11 Types of Quiz Question to Include in Your E-Learning Courses
Quizzes are a fundamental component of most e-learning courses. So, if you are developing a new e-learning course, you will need to create a quiz. When doing so, there are 11 main types of quiz questions that you can include. By mixing up the various types, you can make your quizzes more engaging, interesting, and enjoyable.
Multiple choice questions are among the most common types of questions found in e-learning courses. They involve a question with multiple options, with the learner selecting the correct or best option to answer the question.
You can construct multiple choice questions in a range of ways, from making the correct answer fairly obvious to giving options that could all potentially be correct. In the latter approach, the objective is to truly challenge the learner while also ensuring they have a full understanding of the topic.
The multiple response question type is similar to a multiple-choice question, except the learner can choose multiple options in their answer instead of just one.
Match the Pair
Match the pair questions typically involve presenting the learning with two lists. Those lists could be words, phrases, or images. To answer the question, the learner matches each option in the first list with one in the second.
Match the pair questions are a way to ask several questions in one.
Yes or No
A yes or no question is one where you ask a question and then give the learner only two options as the answer – Yes or No. These types of questions are an opportunity to really challenge the learner to think about the answer.
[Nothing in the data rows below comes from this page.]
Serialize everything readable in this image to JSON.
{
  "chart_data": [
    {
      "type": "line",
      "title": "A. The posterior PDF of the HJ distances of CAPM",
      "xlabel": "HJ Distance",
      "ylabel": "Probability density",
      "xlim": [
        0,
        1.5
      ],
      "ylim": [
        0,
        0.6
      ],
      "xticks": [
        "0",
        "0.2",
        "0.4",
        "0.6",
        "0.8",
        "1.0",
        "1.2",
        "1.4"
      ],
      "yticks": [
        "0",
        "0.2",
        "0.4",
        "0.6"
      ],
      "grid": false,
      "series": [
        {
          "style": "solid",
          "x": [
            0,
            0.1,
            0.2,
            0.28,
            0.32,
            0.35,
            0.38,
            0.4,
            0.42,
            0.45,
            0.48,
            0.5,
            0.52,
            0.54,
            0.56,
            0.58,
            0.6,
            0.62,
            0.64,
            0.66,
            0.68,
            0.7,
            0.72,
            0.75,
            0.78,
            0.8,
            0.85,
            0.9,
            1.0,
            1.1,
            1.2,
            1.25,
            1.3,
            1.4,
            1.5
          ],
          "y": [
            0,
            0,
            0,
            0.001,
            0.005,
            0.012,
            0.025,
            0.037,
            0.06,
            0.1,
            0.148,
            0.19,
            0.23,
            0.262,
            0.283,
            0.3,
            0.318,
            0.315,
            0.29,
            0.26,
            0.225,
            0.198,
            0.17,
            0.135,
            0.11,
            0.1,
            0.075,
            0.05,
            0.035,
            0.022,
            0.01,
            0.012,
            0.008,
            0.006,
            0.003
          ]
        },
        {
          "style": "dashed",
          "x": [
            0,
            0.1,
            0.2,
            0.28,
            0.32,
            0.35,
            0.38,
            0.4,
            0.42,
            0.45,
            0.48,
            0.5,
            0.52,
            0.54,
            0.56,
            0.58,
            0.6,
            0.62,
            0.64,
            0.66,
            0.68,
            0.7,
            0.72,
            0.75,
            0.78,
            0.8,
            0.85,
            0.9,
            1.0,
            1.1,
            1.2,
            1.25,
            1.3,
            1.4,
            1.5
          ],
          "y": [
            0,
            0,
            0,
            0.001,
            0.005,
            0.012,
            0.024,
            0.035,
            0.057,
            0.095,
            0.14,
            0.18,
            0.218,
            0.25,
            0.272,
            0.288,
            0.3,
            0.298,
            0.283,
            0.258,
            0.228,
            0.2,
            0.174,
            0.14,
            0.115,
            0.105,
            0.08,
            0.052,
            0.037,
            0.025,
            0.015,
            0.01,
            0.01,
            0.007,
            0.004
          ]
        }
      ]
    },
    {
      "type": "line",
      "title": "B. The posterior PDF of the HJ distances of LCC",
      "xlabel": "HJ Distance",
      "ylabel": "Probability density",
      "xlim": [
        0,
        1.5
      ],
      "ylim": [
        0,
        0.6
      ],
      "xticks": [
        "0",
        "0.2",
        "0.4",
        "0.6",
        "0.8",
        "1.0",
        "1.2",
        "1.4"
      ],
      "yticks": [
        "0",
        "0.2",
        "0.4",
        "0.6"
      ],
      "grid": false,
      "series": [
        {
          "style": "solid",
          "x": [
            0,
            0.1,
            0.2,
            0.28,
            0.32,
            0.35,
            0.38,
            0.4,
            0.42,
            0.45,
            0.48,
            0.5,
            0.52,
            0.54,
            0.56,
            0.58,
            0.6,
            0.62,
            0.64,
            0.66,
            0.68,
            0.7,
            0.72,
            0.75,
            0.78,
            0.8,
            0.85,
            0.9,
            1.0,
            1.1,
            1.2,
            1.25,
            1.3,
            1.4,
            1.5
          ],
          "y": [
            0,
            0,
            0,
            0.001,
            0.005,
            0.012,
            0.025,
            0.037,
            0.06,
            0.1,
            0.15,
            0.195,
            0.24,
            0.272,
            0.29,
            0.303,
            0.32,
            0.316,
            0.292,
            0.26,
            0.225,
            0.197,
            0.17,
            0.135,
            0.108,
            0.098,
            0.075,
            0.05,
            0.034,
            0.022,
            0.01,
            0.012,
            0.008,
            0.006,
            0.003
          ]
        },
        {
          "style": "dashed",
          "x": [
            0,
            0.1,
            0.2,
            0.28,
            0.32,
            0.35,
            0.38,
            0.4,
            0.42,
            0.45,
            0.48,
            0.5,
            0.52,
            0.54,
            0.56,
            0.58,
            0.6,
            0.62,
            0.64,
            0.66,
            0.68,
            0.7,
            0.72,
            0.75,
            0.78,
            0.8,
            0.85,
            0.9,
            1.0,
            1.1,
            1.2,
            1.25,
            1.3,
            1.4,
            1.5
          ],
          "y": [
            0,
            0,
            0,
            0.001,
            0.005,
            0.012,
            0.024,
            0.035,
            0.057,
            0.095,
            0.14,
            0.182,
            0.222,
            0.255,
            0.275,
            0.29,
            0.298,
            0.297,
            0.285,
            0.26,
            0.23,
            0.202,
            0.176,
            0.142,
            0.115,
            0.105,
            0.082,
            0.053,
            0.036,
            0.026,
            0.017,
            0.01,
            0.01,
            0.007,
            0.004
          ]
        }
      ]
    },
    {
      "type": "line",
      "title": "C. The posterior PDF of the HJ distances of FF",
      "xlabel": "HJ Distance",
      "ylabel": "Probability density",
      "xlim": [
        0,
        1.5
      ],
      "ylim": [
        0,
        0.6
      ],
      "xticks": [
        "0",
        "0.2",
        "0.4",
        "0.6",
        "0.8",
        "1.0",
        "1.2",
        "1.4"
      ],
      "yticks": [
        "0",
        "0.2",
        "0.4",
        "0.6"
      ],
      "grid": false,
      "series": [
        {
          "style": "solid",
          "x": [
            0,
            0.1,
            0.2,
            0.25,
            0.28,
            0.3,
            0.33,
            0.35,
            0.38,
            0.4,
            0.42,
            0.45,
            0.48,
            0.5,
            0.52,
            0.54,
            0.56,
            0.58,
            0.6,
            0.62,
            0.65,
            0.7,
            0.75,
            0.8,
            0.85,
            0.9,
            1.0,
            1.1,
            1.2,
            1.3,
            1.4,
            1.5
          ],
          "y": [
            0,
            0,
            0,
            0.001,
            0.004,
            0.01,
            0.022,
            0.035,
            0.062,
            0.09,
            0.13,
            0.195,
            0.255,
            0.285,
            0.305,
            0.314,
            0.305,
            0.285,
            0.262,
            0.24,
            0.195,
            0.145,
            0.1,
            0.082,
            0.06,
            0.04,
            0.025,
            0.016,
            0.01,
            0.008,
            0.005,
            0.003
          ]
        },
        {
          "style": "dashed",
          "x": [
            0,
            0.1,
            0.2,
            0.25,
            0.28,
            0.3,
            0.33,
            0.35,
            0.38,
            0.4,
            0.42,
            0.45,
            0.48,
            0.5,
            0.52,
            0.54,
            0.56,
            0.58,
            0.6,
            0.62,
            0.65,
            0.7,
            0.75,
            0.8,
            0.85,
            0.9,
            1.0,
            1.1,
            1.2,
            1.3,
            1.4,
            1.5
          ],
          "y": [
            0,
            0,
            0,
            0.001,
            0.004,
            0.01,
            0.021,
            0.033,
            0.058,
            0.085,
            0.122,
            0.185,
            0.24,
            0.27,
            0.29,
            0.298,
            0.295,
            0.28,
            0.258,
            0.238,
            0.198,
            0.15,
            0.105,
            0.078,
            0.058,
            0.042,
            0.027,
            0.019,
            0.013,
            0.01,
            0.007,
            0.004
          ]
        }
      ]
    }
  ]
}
For example, asking a question that a learner might have given a nuanced answer if they could. By forcing them to answer either yes or no, you are encouraging the learner to really contemplate their answer.
True or False
A true or false question is similar to a Yes or No question as there are only two possible answers – in this case, True or False. Typically, these types of questions are used to assess understanding.
Fill in the Blanks
With this type of question, you present the learner with a sentence or multiple sentences. The sentences have missing words, which the learner needs to complete.
You can use different mechanics for this type of question, depending on how difficult you want the question to be. For example, an easier option for a fill in the blank question would be one where learners are given the possible answers, which they then drag and drop into the sentences. A more difficult option would be one where there are no possible answers given. Instead, the learner must type the answers in the blank spaces.
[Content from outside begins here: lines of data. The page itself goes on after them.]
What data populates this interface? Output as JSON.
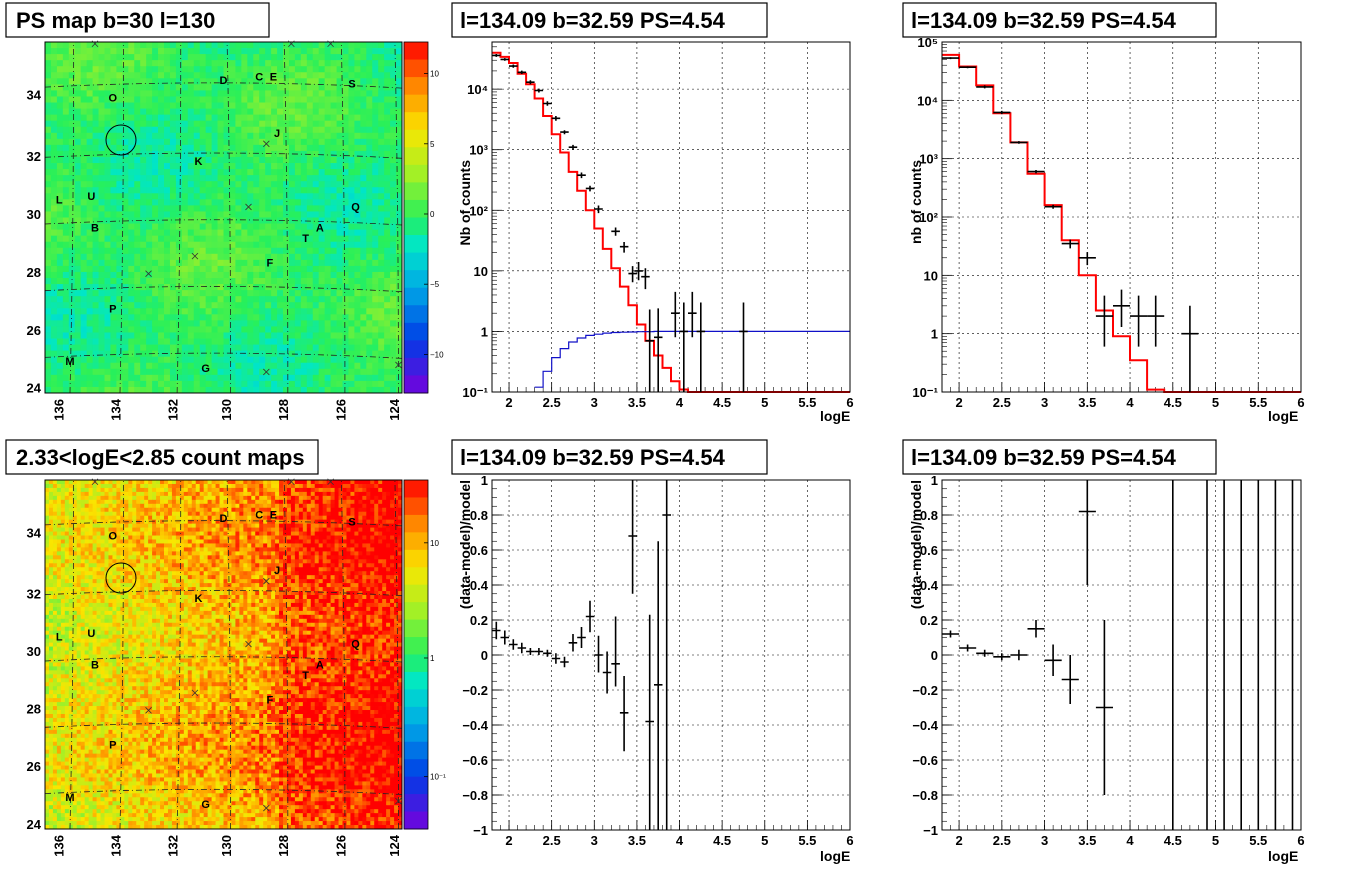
{
  "colors": {
    "frame": "#000000",
    "grid": "#9a9a9a",
    "model": "#ff0000",
    "blue": "#1010c8",
    "data": "#000000"
  },
  "maps": [
    {
      "id": "psmap",
      "title": "PS map b=30 l=130",
      "ticks_x": [
        "136",
        "134",
        "132",
        "130",
        "128",
        "126",
        "124"
      ],
      "ticks_y": [
        "24",
        "26",
        "28",
        "30",
        "32",
        "34"
      ],
      "palette_ticks": [
        "10",
        "5",
        "0",
        "−5",
        "−10"
      ],
      "palette_kind": "linear",
      "colormap": "green-dominant",
      "sources": [
        "O",
        "D",
        "C",
        "E",
        "S",
        "J",
        "K",
        "L",
        "U",
        "Q",
        "B",
        "A",
        "T",
        "F",
        "P",
        "M",
        "G"
      ]
    },
    {
      "id": "countmap",
      "title": "2.33<logE<2.85 count maps",
      "ticks_x": [
        "136",
        "134",
        "132",
        "130",
        "128",
        "126",
        "124"
      ],
      "ticks_y": [
        "24",
        "26",
        "28",
        "30",
        "32",
        "34"
      ],
      "palette_ticks": [
        "10",
        "1",
        "10⁻¹"
      ],
      "palette_kind": "log",
      "colormap": "orange-dominant",
      "sources": [
        "O",
        "D",
        "C",
        "E",
        "S",
        "J",
        "K",
        "L",
        "U",
        "Q",
        "B",
        "A",
        "T",
        "F",
        "P",
        "M",
        "G"
      ]
    }
  ],
  "chart_data": [
    {
      "id": "spec1",
      "type": "line",
      "title": "l=134.09 b=32.59 PS=4.54",
      "xlabel": "logE",
      "ylabel": "Nb of counts",
      "xlim": [
        1.8,
        6
      ],
      "ylim": [
        0.1,
        60000
      ],
      "yscale": "log",
      "xticks": [
        "2",
        "2.5",
        "3",
        "3.5",
        "4",
        "4.5",
        "5",
        "5.5",
        "6"
      ],
      "yticks": [
        "10⁻¹",
        "1",
        "10",
        "10²",
        "10³",
        "10⁴"
      ],
      "grid": true,
      "series": [
        {
          "kind": "step",
          "color": "red",
          "x": [
            1.8,
            1.9,
            2.0,
            2.1,
            2.2,
            2.3,
            2.4,
            2.5,
            2.6,
            2.7,
            2.8,
            2.9,
            3.0,
            3.1,
            3.2,
            3.3,
            3.4,
            3.5,
            3.6,
            3.7,
            3.8,
            3.9,
            4.0,
            4.1,
            4.2,
            4.3,
            4.4,
            4.5,
            6.0
          ],
          "values": [
            40000,
            34000,
            27000,
            18000,
            12000,
            7000,
            3600,
            1800,
            900,
            430,
            210,
            100,
            50,
            23,
            11,
            5.5,
            2.7,
            1.3,
            0.7,
            0.4,
            0.25,
            0.15,
            0.11,
            0.1,
            0.1,
            0.1,
            0.1,
            0.1,
            0.1
          ]
        },
        {
          "kind": "step",
          "color": "blue",
          "x": [
            2.3,
            2.4,
            2.5,
            2.6,
            2.7,
            2.8,
            2.9,
            3.0,
            3.1,
            3.2,
            3.3,
            3.4,
            3.5,
            3.6,
            3.7,
            3.8,
            3.9,
            4.0,
            4.1,
            4.2,
            6.0
          ],
          "values": [
            0.12,
            0.22,
            0.37,
            0.52,
            0.67,
            0.78,
            0.86,
            0.9,
            0.94,
            0.96,
            0.97,
            0.98,
            0.99,
            0.99,
            1.0,
            1.0,
            1.0,
            1.0,
            1.0,
            1.0,
            1.0
          ]
        },
        {
          "kind": "points",
          "color": "black",
          "points": [
            [
              1.85,
              36000,
              1.8,
              1.9,
              34000,
              38000
            ],
            [
              1.95,
              31000,
              1.9,
              2.0,
              29500,
              32500
            ],
            [
              2.05,
              24000,
              2.0,
              2.1,
              22500,
              25500
            ],
            [
              2.15,
              19000,
              2.1,
              2.2,
              17800,
              20200
            ],
            [
              2.25,
              13000,
              2.2,
              2.3,
              12000,
              14000
            ],
            [
              2.35,
              9500,
              2.3,
              2.4,
              8800,
              10200
            ],
            [
              2.45,
              5800,
              2.4,
              2.5,
              5300,
              6300
            ],
            [
              2.55,
              3300,
              2.5,
              2.6,
              3000,
              3600
            ],
            [
              2.65,
              1950,
              2.6,
              2.7,
              1800,
              2100
            ],
            [
              2.75,
              1100,
              2.7,
              2.8,
              1000,
              1200
            ],
            [
              2.85,
              380,
              2.8,
              2.9,
              340,
              420
            ],
            [
              2.95,
              230,
              2.9,
              3.0,
              205,
              255
            ],
            [
              3.05,
              105,
              3.0,
              3.1,
              90,
              120
            ],
            [
              3.25,
              45,
              3.2,
              3.3,
              38,
              52
            ],
            [
              3.35,
              25,
              3.3,
              3.4,
              20,
              30
            ],
            [
              3.45,
              9,
              3.4,
              3.5,
              6.5,
              12
            ],
            [
              3.52,
              10,
              3.47,
              3.57,
              7,
              14
            ],
            [
              3.6,
              8,
              3.55,
              3.65,
              5,
              11
            ],
            [
              3.65,
              0.7,
              3.6,
              3.7,
              0.1,
              2.3
            ],
            [
              3.75,
              0.8,
              3.7,
              3.8,
              0.1,
              2.4
            ],
            [
              3.95,
              2,
              3.9,
              4.0,
              0.8,
              4.5
            ],
            [
              4.05,
              1,
              4.0,
              4.1,
              0.1,
              3.0
            ],
            [
              4.15,
              2,
              4.1,
              4.2,
              0.8,
              4.5
            ],
            [
              4.25,
              1,
              4.2,
              4.3,
              0.1,
              3.0
            ],
            [
              4.75,
              1,
              4.7,
              4.8,
              0.1,
              3.0
            ]
          ]
        }
      ]
    },
    {
      "id": "spec2",
      "type": "line",
      "title": "l=134.09 b=32.59 PS=4.54",
      "xlabel": "logE",
      "ylabel": "nb of counts",
      "xlim": [
        1.8,
        6
      ],
      "ylim": [
        0.1,
        100000
      ],
      "yscale": "log",
      "xticks": [
        "2",
        "2.5",
        "3",
        "3.5",
        "4",
        "4.5",
        "5",
        "5.5",
        "6"
      ],
      "yticks": [
        "10⁻¹",
        "1",
        "10",
        "10²",
        "10³",
        "10⁴",
        "10⁵"
      ],
      "grid": true,
      "series": [
        {
          "kind": "step",
          "color": "red",
          "x": [
            1.8,
            2.0,
            2.2,
            2.4,
            2.6,
            2.8,
            3.0,
            3.2,
            3.4,
            3.6,
            3.8,
            4.0,
            4.2,
            4.4,
            6.0
          ],
          "values": [
            60000,
            38000,
            18000,
            6000,
            1900,
            550,
            160,
            40,
            10,
            2.5,
            0.9,
            0.35,
            0.11,
            0.1,
            0.1
          ]
        },
        {
          "kind": "points",
          "color": "black",
          "points": [
            [
              1.9,
              53000,
              1.8,
              2.0,
              51000,
              55000
            ],
            [
              2.1,
              37000,
              2.0,
              2.2,
              35500,
              38500
            ],
            [
              2.3,
              17000,
              2.2,
              2.4,
              16000,
              18000
            ],
            [
              2.5,
              6200,
              2.4,
              2.6,
              5800,
              6600
            ],
            [
              2.7,
              1900,
              2.6,
              2.8,
              1800,
              2000
            ],
            [
              2.9,
              600,
              2.8,
              3.0,
              560,
              640
            ],
            [
              3.1,
              150,
              3.0,
              3.2,
              138,
              162
            ],
            [
              3.3,
              35,
              3.2,
              3.4,
              29,
              41
            ],
            [
              3.5,
              20,
              3.4,
              3.6,
              15,
              25
            ],
            [
              3.7,
              2,
              3.6,
              3.8,
              0.6,
              4.5
            ],
            [
              3.9,
              3,
              3.8,
              4.0,
              1.3,
              5.7
            ],
            [
              4.1,
              2,
              4.0,
              4.2,
              0.6,
              4.5
            ],
            [
              4.3,
              2,
              4.2,
              4.4,
              0.6,
              4.5
            ],
            [
              4.7,
              1,
              4.6,
              4.8,
              0.1,
              3.0
            ]
          ]
        }
      ]
    },
    {
      "id": "res1",
      "type": "scatter",
      "title": "l=134.09 b=32.59 PS=4.54",
      "xlabel": "logE",
      "ylabel": "(data-model)/model",
      "xlim": [
        1.8,
        6
      ],
      "ylim": [
        -1,
        1
      ],
      "yscale": "linear",
      "xticks": [
        "2",
        "2.5",
        "3",
        "3.5",
        "4",
        "4.5",
        "5",
        "5.5",
        "6"
      ],
      "yticks": [
        "−1",
        "−0.8",
        "−0.6",
        "−0.4",
        "−0.2",
        "0",
        "0.2",
        "0.4",
        "0.6",
        "0.8",
        "1"
      ],
      "grid": true,
      "series": [
        {
          "kind": "points",
          "color": "black",
          "points": [
            [
              1.85,
              0.14,
              1.8,
              1.9,
              0.09,
              0.19
            ],
            [
              1.95,
              0.1,
              1.9,
              2.0,
              0.06,
              0.14
            ],
            [
              2.05,
              0.06,
              2.0,
              2.1,
              0.03,
              0.09
            ],
            [
              2.15,
              0.04,
              2.1,
              2.2,
              0.01,
              0.07
            ],
            [
              2.25,
              0.02,
              2.2,
              2.3,
              0.0,
              0.04
            ],
            [
              2.35,
              0.02,
              2.3,
              2.4,
              0.0,
              0.04
            ],
            [
              2.45,
              0.01,
              2.4,
              2.5,
              -0.01,
              0.03
            ],
            [
              2.55,
              -0.02,
              2.5,
              2.6,
              -0.05,
              0.01
            ],
            [
              2.65,
              -0.04,
              2.6,
              2.7,
              -0.07,
              -0.01
            ],
            [
              2.75,
              0.07,
              2.7,
              2.8,
              0.02,
              0.12
            ],
            [
              2.85,
              0.1,
              2.8,
              2.9,
              0.04,
              0.16
            ],
            [
              2.95,
              0.22,
              2.9,
              3.0,
              0.13,
              0.31
            ],
            [
              3.05,
              0.0,
              3.0,
              3.1,
              -0.1,
              0.11
            ],
            [
              3.15,
              -0.1,
              3.1,
              3.2,
              -0.22,
              0.02
            ],
            [
              3.25,
              -0.05,
              3.2,
              3.3,
              -0.18,
              0.22
            ],
            [
              3.35,
              -0.33,
              3.3,
              3.4,
              -0.55,
              -0.12
            ],
            [
              3.45,
              0.68,
              3.4,
              3.5,
              0.35,
              1.0
            ],
            [
              3.65,
              -0.38,
              3.6,
              3.7,
              -1.0,
              0.23
            ],
            [
              3.75,
              -0.17,
              3.7,
              3.8,
              -1.0,
              0.65
            ],
            [
              3.85,
              0.8,
              3.8,
              3.9,
              -1.0,
              1.0
            ]
          ]
        }
      ]
    },
    {
      "id": "res2",
      "type": "scatter",
      "title": "l=134.09 b=32.59 PS=4.54",
      "xlabel": "logE",
      "ylabel": "(data-model)/model",
      "xlim": [
        1.8,
        6
      ],
      "ylim": [
        -1,
        1
      ],
      "yscale": "linear",
      "xticks": [
        "2",
        "2.5",
        "3",
        "3.5",
        "4",
        "4.5",
        "5",
        "5.5",
        "6"
      ],
      "yticks": [
        "−1",
        "−0.8",
        "−0.6",
        "−0.4",
        "−0.2",
        "0",
        "0.2",
        "0.4",
        "0.6",
        "0.8",
        "1"
      ],
      "grid": true,
      "series": [
        {
          "kind": "points",
          "color": "black",
          "points": [
            [
              1.9,
              0.12,
              1.8,
              2.0,
              0.1,
              0.14
            ],
            [
              2.1,
              0.04,
              2.0,
              2.2,
              0.02,
              0.06
            ],
            [
              2.3,
              0.01,
              2.2,
              2.4,
              -0.01,
              0.03
            ],
            [
              2.5,
              -0.01,
              2.4,
              2.6,
              -0.03,
              0.01
            ],
            [
              2.7,
              0.0,
              2.6,
              2.8,
              -0.03,
              0.03
            ],
            [
              2.9,
              0.15,
              2.8,
              3.0,
              0.1,
              0.2
            ],
            [
              3.1,
              -0.03,
              3.0,
              3.2,
              -0.12,
              0.06
            ],
            [
              3.3,
              -0.14,
              3.2,
              3.4,
              -0.28,
              0.0
            ],
            [
              3.5,
              0.82,
              3.4,
              3.6,
              0.4,
              1.0
            ],
            [
              3.7,
              -0.3,
              3.6,
              3.8,
              -0.8,
              0.2
            ],
            [
              4.5,
              1.0,
              4.5,
              4.5,
              -1.0,
              1.0
            ],
            [
              4.9,
              1.0,
              4.9,
              4.9,
              -1.0,
              1.0
            ],
            [
              5.1,
              1.0,
              5.1,
              5.1,
              -1.0,
              1.0
            ],
            [
              5.3,
              1.0,
              5.3,
              5.3,
              -1.0,
              1.0
            ],
            [
              5.5,
              1.0,
              5.5,
              5.5,
              -1.0,
              1.0
            ],
            [
              5.7,
              1.0,
              5.7,
              5.7,
              -1.0,
              1.0
            ],
            [
              5.9,
              1.0,
              5.9,
              5.9,
              -1.0,
              1.0
            ]
          ]
        }
      ]
    }
  ]
}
Open-ended questions give learners a text box that they can then use to write their answer. That answer could be a sentence or two or a paragraph.
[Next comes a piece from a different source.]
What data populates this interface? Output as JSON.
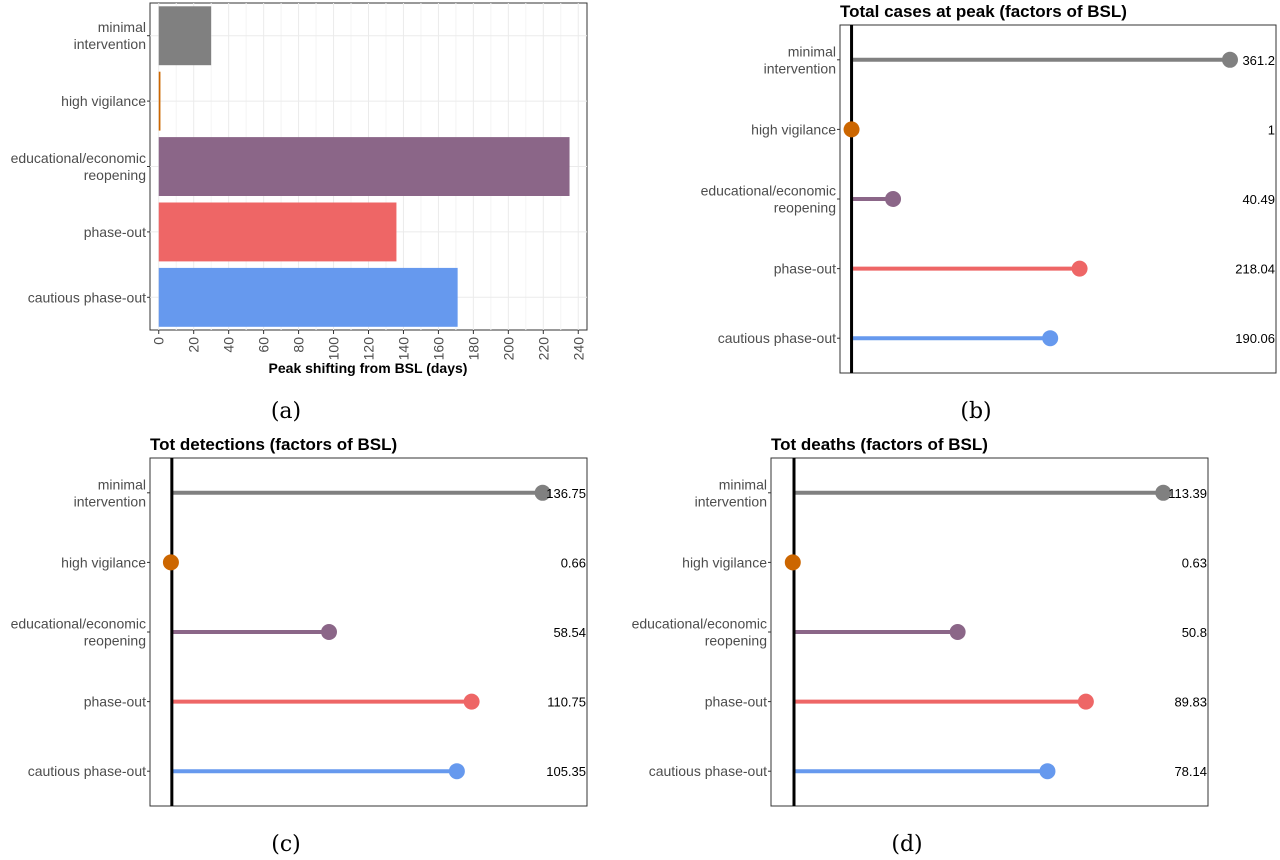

This type of question is especially beneficial if you want to get a detailed understanding of the learner’s knowledge as well as what they think about a topic, particularly a complex topic. Or where you want to understand the learner’s point of view.
A short answer question is one that has a word or short phrase as the answer but where you don’t provide any potential options. As the learner has to type the answer, short answer questions are often more difficult than alternative question types, such as multiple-choice questions.
Sorting, Classification, or Sequencing Questions
This type of question involves putting options in the correct order, sorting options into categories, ranking options, etc. An example is putting the steps in a process in the right order.
A sorting-type question could be as simple as a list of options that need to be sorted, or it could be more visual. An example of the latter is an image where the learner drags and drops elements into the right place.
Hotspots are visual questions where you present learners with a question and an image. The learner then selects the part of the image that correctly answers the question.
Select from a List
This type of question is a combination of fill in the blank and multiple choice. So, you give learners sentences with missing words or phrases. In each blank section, the learner chooses an option from a list. These types of questions can be tricky, depending on how difficult you want the quiz to be. As a result, select-from-a-list questions can be a good learning tool.
Keeping Learners Engaged, Enhancing the Learning Experience, and Maximising Results
The quizzes you include in your e-learning courses have several functions. They are a way of assessing knowledge and understanding, for example. This information can show you the effectiveness of the course, where the course could be improved, and who might require additional training. Assessing knowledge of the topic is also beneficial for the learner as it shows them the areas they need to work on.
You can also use quizzes to teach and improve understanding. An example is to use mistake-driven learning. With mistake-driven learning, quizzes have a training purpose rather than an assessment purpose.
Finally, quizzes are a good way to improve levels of engagement. You can make them fun and interesting, plus they are interactive, enhancing the overall learning experience.